Da machte ich´s wie Luther

Eine Kundin zeigte mir voller Euphorie, Fotos. Sie war am Wochenende in die Tschechoslowakei gefahren. Erstmals wurden Kronen aus aller Welt ausgestellt. „Toll, traumhaft- wissen Sie ob die Ausstellung auch nach Österreich kommt?“

„Nein, aber sie läuft noch bis kommenden Sonntag!“

„Wo ist die Ausstellung?“ „Valtice- nicht weit weg von der Grenze.“

Der Gedanke, an die Pracht lässt mich nicht los.

Ich sende an die im Internet angegebene Mailadresse eine Anfrage, und hoffe, dass jemand Deutsch spricht und mir sagen kann, wie ich anreisen könnte.

Am nächsten Tag, hatte ich die Antwort. Ich startete eine Rundum-Mail- „Kommst du mit…“. Entweder hatten sie keine Zeit, oder waren nicht interessiert. Mein Nachbar schrieb: “kann leider nicht-bring mir bitte Bier mit-Sorte egal + Käse!“

Da die Neugierde groß war, beschloss ich trotzdem zu fahren. Ich beauftragte eine Freundin im Fall des Falles, unsere Botschaft zu informieren, falls ich mich am Samstag nicht bis 23 Uhr melde.

Samstag: ich kaufe mir das Ticket und werde darauf hingewiesen, dass ich Umsteigen muss- jedoch nicht, dass ich dafür nur eine Minute haben werde.

Man musste einen Sprint hinlegen, um den Zug zu erreichen. Hätte ich das vorher gewusst, hätte ich trainiert.
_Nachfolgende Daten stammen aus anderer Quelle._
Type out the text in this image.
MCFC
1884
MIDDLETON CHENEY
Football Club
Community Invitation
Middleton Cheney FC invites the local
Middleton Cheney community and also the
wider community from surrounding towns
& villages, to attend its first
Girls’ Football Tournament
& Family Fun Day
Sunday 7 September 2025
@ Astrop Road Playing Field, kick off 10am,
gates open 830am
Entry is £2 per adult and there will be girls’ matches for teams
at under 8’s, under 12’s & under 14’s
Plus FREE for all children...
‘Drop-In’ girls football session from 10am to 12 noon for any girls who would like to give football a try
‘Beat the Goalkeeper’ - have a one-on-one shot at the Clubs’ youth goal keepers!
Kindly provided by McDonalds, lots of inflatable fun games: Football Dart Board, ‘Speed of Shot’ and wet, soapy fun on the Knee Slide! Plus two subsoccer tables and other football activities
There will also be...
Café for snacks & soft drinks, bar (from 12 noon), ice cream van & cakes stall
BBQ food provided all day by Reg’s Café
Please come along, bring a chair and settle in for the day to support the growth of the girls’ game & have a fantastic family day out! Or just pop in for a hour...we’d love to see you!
Endlich angekommen, folgte ich der Beschreibung in der Mail und stand alsbald im Schloss. An der Rezeption fragte ich nach der Dame, die mir die Mail geschrieben hatte- Sie ist leider heute nicht da, was ich von ihr wolle. Ich zeige die Mail, packe die Mozartkugeln aus und bitte die Dame, dass sie ihrer Kollegin, diese von mir übergeben solle.

Sie schnappt sich die Mail und die Süßigkeit, lauft eiligen Schrittes zu einer Tür und verschwindet dort.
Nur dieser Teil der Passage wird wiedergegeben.